Question with full context: In the German energy market EDIFACT is used to automatically exchange information. Each file exchanged has a header segment which contains information about the contents of the file.
Please find an example of this segment below.
UNB+UNOC:3+9903323000007:500+9900080000007:500+250102:0900+Y48A42R58CRR43++++++
As you can see after the UNB+
we find the content UNOC
. This tells us which character set is used in the file. In this case it is ISO/IEC 8859-1.
I would like a python method which checks whether the EDIFACT file contains only characters specified in ISO/IEC 8859-1.
The most simple solution I can think of is doing something like this (pseudo code).
ISO_string = "All characters contained in ISO/IEC 8859-1"
EDIFACT_string = "Contents of EDIFACT file"
is_iso_char = FALSE
For EDIFACT_Char in EDIFACT_string:
For ISO_char in ISO_string:
if EDIFACT_Char = ISO_char:
is_iso_char = TRUE
break
if is_iso_char == FALSE:
raiseerror("File contains char not contained in ISO/IEC 8859-1 and needs to be rejected")
do_error_handling()
is_iso_char = FALSE
I studied business informatics and lack the theoretical background for algorithm theory. This feels like a very inefficient method and since EDIFACT needs to be processed quickly I don't want this functionality to be a bottleneck.
Is there an inbuilt pyhton way to do what I want to achieve better?
Update #1:
I wrote this code as suggested by Barmar. To check it I added the Chinese characters for "World" in the file (世界). I expected .decode
to throw an error. However it just decodes the byte string and adds some strange characters at the beginning.
File Contents: 世界UNB+UNOC:3+9903323000007:500+9900080000007:500+250102:0900+Y48A42R58CRR43++++++
with open(Filename, "rb") as edifact_file:
edifact_bytes = edifact_file.read()
try:
verified_edifact_string = edifact_bytes.decode(encoding='latin_1', errors='strict')
except:
print("String does not conform to ISO specification")
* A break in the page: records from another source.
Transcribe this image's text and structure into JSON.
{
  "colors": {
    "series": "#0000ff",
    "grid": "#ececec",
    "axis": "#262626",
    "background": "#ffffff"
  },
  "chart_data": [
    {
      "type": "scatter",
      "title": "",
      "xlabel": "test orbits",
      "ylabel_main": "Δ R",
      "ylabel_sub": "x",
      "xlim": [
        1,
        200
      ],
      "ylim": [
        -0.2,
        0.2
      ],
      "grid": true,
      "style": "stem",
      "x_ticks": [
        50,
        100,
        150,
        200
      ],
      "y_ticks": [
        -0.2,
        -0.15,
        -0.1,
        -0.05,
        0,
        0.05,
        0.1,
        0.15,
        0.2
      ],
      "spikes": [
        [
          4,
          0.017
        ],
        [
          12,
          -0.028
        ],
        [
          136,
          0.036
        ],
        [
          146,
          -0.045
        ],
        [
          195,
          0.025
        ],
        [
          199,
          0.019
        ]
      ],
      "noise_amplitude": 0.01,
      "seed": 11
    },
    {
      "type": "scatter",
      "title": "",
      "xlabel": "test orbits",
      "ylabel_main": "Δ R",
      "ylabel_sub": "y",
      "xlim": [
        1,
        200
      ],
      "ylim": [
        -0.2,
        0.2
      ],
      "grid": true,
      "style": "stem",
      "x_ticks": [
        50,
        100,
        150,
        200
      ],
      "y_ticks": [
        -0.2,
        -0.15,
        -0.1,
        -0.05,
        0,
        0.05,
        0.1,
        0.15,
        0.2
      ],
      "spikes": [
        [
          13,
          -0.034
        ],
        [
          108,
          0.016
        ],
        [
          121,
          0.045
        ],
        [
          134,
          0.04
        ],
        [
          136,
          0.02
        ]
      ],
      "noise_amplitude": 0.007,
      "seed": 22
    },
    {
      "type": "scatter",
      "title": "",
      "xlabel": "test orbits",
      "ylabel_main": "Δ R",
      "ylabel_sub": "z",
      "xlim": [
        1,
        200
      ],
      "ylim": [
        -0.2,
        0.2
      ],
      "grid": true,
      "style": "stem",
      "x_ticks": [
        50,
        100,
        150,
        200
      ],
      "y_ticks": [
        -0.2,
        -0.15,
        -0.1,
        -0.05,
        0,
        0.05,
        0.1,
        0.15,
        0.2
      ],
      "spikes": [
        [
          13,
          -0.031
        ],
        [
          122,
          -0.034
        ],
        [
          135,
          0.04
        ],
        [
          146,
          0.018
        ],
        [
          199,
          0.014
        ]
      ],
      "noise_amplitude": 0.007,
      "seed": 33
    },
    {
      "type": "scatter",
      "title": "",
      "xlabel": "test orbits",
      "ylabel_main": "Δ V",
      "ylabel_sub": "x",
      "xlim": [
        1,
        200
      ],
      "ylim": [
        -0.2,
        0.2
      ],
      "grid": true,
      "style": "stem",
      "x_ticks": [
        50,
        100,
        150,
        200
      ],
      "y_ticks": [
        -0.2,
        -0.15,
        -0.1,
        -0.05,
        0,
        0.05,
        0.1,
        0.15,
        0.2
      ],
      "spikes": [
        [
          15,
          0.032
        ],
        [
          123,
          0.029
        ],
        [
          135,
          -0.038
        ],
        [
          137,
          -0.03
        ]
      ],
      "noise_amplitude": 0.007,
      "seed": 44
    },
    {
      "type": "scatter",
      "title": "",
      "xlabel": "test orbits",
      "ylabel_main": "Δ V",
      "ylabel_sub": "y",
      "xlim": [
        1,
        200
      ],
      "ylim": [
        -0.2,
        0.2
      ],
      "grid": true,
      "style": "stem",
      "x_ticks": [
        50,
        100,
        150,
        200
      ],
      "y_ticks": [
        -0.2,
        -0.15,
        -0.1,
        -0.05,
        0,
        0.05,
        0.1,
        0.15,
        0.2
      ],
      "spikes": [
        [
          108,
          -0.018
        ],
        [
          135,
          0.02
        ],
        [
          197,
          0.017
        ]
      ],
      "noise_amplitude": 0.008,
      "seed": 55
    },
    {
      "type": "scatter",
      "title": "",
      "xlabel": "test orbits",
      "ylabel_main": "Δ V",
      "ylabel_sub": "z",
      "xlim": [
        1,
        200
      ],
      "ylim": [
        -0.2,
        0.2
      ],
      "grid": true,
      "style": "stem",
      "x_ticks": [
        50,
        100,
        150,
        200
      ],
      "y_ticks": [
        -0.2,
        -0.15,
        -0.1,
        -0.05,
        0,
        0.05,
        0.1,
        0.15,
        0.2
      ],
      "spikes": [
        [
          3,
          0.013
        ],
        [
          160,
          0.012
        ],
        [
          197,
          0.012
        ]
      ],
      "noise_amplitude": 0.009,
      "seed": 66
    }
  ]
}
print(verified_edifact_string)
Prints:
If I just copy Stackoverflow cuts away some of the characters.
Edit #2:
According to Python documentation the ISO/IEC_8859-1 specification is called latin_1
when using Python's .decode()
and .encode()
methods.
Credits to Barmar for suggesting the use of .decode()
I found a solution which looks smooth to me.
If I encode the string using the latin_1
encoding the Chinese characters seem to not be encoded into bytes. I didn't check but I guess the .encode()
method omits them since they don't belong to latin_1
. If I then convert the encoded string back using .decode()
I get a string without the Chinese characters. If I then compare the original with the encoded and decoded string my question is answered whether characters were contained which don't belong to latin_1
.
with open(Filename, "r", encoding="utf-8") as edifact_file:
edifact_string = edifact_file.read()
encoded_edifact_string = edifact_string.encode('latin_1', 'ignore')
if encoded_edifact_string.decode('latin_1', 'ignore') == edifact_string:
print('Is latin_1')
print(edifact_string)
print(encoded_edifact_string.decode('latin_1', 'ignore'))
else:
print('Is no latin_1')
print(edifact_string)
print(encoded_edifact_string.decode('latin_1', 'ignore'))
Next question is now whether looping over the strings and comparing each character is faster or slower than encoding and decoding and comparing afterwards. But I can check that myself.